Как ни неожиданно было нападение, но Николай-бек не растерялся. Спрыгнув с камня, он одной рукой схватил Саабадуллу за правую руку, а другой нанес ему страшный удар кулаком между глаз. Удар этот был так силен, что Саабадулла зашатался и на мгновенье зажмурил глаза. Николай-бек воспользовался этой минутой, проворно выхватил из-за плеча ружье и навел дуло прямо в лоб молодому горцу.
— Саабадулла, — спокойным тоном заговорил Николай-бек, смело и прямо глядя в глаза врагу, — слушай внимательно, что я тебе теперь скажу… не шевелись и не делай ни одного движения, иначе я тебе тотчас всажу пулю в лоб… Слушай.

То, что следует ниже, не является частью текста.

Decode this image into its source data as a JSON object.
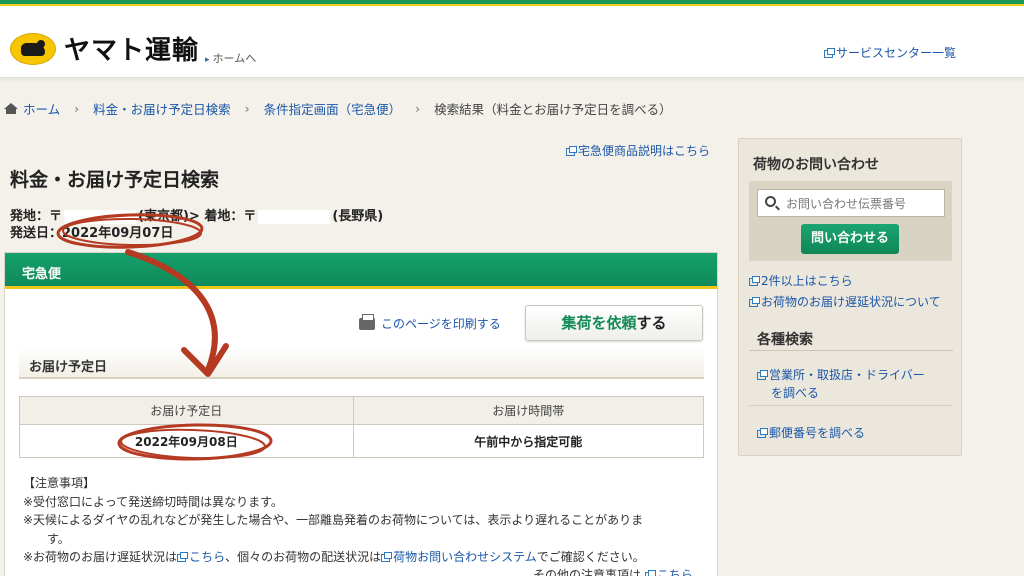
{
  "header": {
    "brand": "ヤマト運輸",
    "home_link": "ホームへ",
    "service_link": "サービスセンター一覧"
  },
  "breadcrumb": {
    "home": "ホーム",
    "item1": "料金・お届け予定日検索",
    "item2": "条件指定画面（宅急便）",
    "current": "検索結果（料金とお届け予定日を調べる）"
  },
  "main": {
    "product_link": "宅急便商品説明はこちら",
    "title": "料金・お届け予定日検索",
    "origin_label": "発地：〒",
    "origin_pref": "(東京都)",
    "dest_label": "> 着地：〒",
    "dest_pref": "(長野県)",
    "ship_date_label": "発送日：",
    "ship_date": "2022年09月07日"
  },
  "card": {
    "header": "宅急便",
    "print_link": "このページを印刷する",
    "pickup_button_hl": "集荷を依頼",
    "pickup_button_rest": "する",
    "section_title": "お届け予定日",
    "table": {
      "col1": "お届け予定日",
      "col2": "お届け時間帯",
      "val1": "2022年09月08日",
      "val2": "午前中から指定可能"
    },
    "notes_title": "【注意事項】",
    "note1": "※受付窓口によって発送締切時間は異なります。",
    "note2": "※天候によるダイヤの乱れなどが発生した場合や、一部離島発着のお荷物については、表示より遅れることがありま",
    "note2b": "す。",
    "note3a": "※お荷物のお届け遅延状況は",
    "note3_link1": "こちら",
    "note3b": "、個々のお荷物の配送状況は",
    "note3_link2": "荷物お問い合わせシステム",
    "note3c": "でご確認ください。",
    "more_prefix": "その他の注意事項は",
    "more_link": "こちら"
  },
  "sidebar": {
    "title": "荷物のお問い合わせ",
    "search_placeholder": "お問い合わせ伝票番号",
    "button": "問い合わせる",
    "link1": "2件以上はこちら",
    "link2": "お荷物のお届け遅延状況について",
    "title2": "各種検索",
    "link3a": "営業所・取扱店・ドライバー",
    "link3b": "を調べる",
    "link4": "郵便番号を調べる"
  },
  "colors": {
    "brand_green": "#0f8a5a",
    "accent_yellow": "#f2c51b",
    "annotation_red": "#b53a22",
    "link_blue": "#1b56a8"
  }
}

Я бы мог убить тебя, но не хочу. Ты храбрый джигит и, как я слышал от многих, хороший человек, я не желаю проливать твою кровь. Пленницу твою с ее ребенком я действительно помог украсть, на это у меня были важные причины; но ни жену твою, ни сестру я не убивал. Их зарезал Кули-Абаз, чтобы скрыть свое с нами сообщество; если ты убил его, то очень хорошо сделал, одним мерзавцем в горах меньше. Теперь же советую тебе: садись на своего коня и поезжай домой, жаловаться на меня Шамилю — напрасный труд. Имам слишком дорожит мною, особенно в настоящее время, когда русские готовятся нанести ему последний удар, и не выдаст своего лучшего наиба тебе, простому беку; к тому же, пощадив твою жизнь, когда я легко мог убить тебя, я, по нашим ад атам, сквитался с тобой, и ты не имеешь права искать на мне крови. Иди с миром.
Саабадулла молча, не поднимая глаз, вложил кинжал в ножны, поправил на голове папаху и, повернувшись спиной к Николай-беку, пошел ловить своего коня. Он чувствовал себя побежденным и пристыженным.

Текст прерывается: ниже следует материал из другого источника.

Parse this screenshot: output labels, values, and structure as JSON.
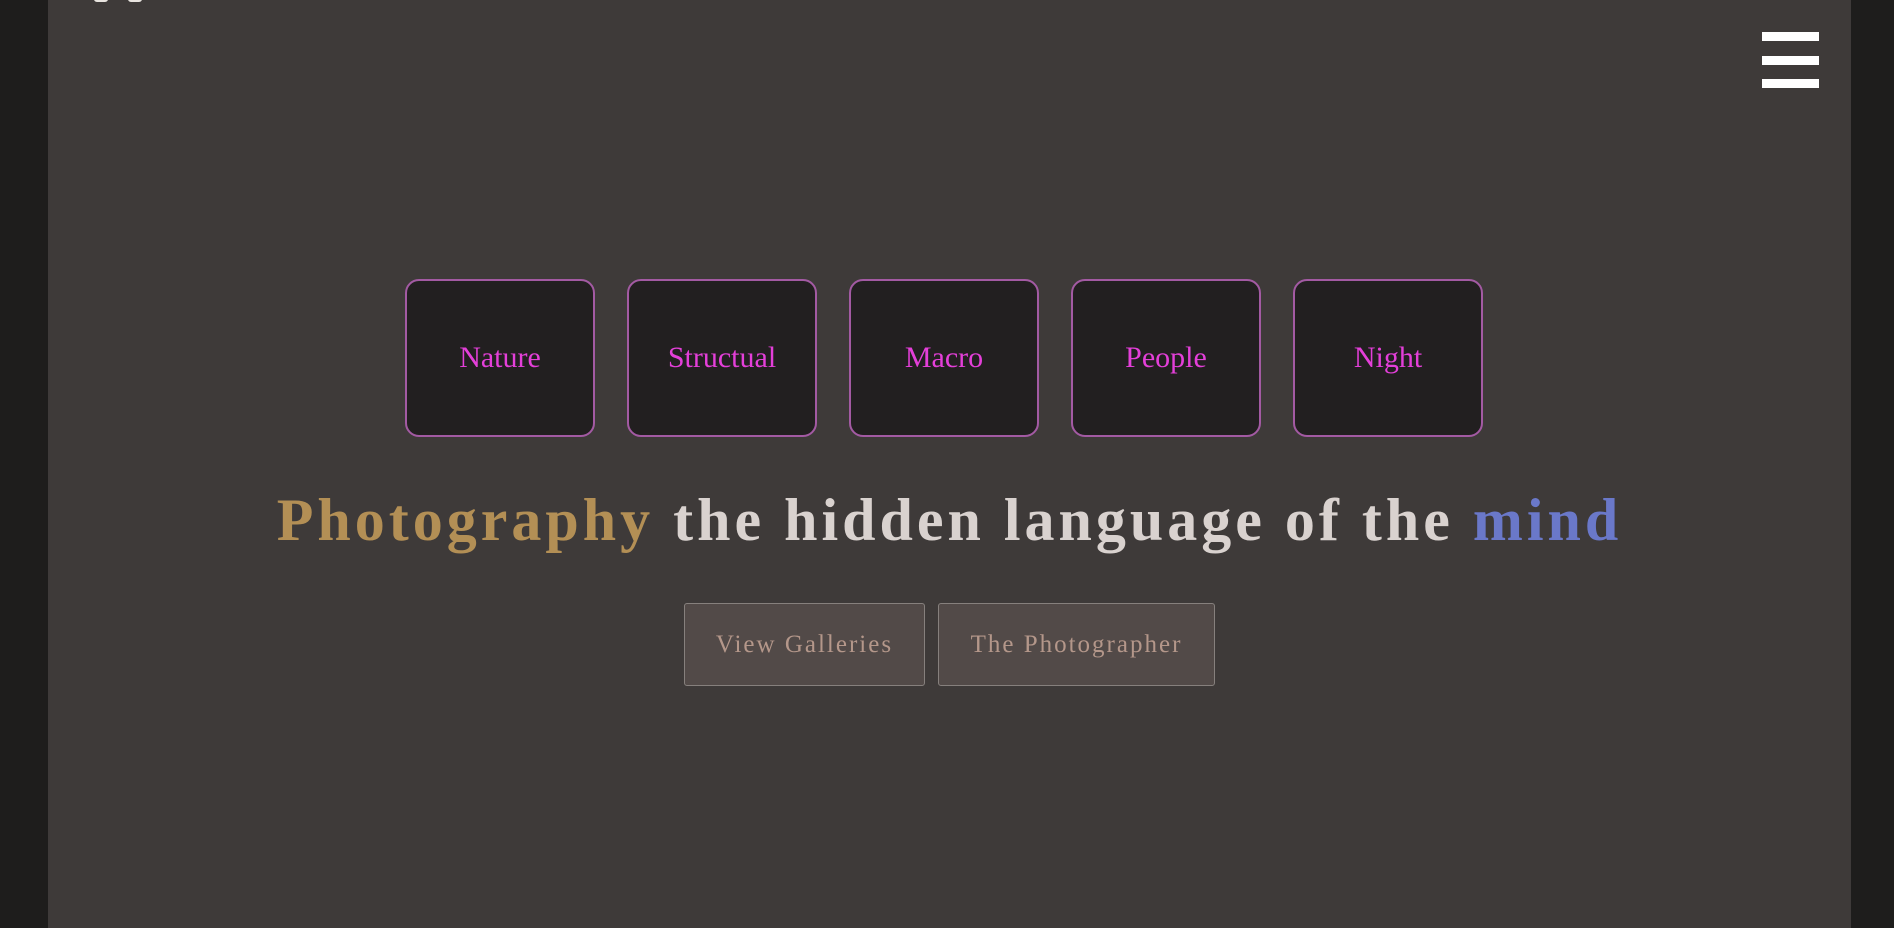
{
  "header": {
    "menu_icon": "hamburger-menu-icon"
  },
  "categories": [
    {
      "label": "Nature"
    },
    {
      "label": "Structual"
    },
    {
      "label": "Macro"
    },
    {
      "label": "People"
    },
    {
      "label": "Night"
    }
  ],
  "hero": {
    "headline_word_1": "Photography",
    "headline_middle": "the hidden language of the",
    "headline_word_2": "mind"
  },
  "actions": {
    "view_galleries": "View Galleries",
    "the_photographer": "The Photographer"
  },
  "colors": {
    "background": "#3e3a39",
    "category_text": "#e43fd9",
    "category_border": "#a35aa3",
    "headline_gold": "#b38f55",
    "headline_blue": "#6a78c9"
  }
}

Подойдя к своей лошади, он покосился через плечо на Николай-бека. Тот стоял, по-прежнему держа ружье навскидку, готовый каждую минуту спустить курок.
— Проклятый шайтан, — проворчал Саабадулла и, весь дрожа от кипевшего в нем негодования, вскочил в седло; но в ту же минуту со стороны аула раздался пронзительный гик, и человек десять казаков с пиками наперевес вынеслись из-за перевала, и развернувшись в одну линию, помчались наперерез Саабадулле.
Горец на мгновенье оторопел, но вдруг злая усмешка мелькнула на его губах; он торопливо повернул своего коня, птицей подлетел к лошади Николай-бека и, свернувшись с седла, одним взмахом кинжала перерубил треногу, схватил концы поводьев и сломя голову помчался обратно в ущелье, уводя с собой лошадь Николай-бека.
Все это произошло так быстро, что Николай-бек даже и не понял предательского поступка Саабадуллы. Когда же он сообразил, в чем дело, было уже поздно, мюрид успел уже исчезнуть в извилинах ущелья, а перед Николай-беком уже мелькали морды казачьих лошадей и концы стальных пик.
— Сдавайся, — крикнул по-кабардински один из казаков, наскакивая на Николай-бека и замахиваясь на него острием пики.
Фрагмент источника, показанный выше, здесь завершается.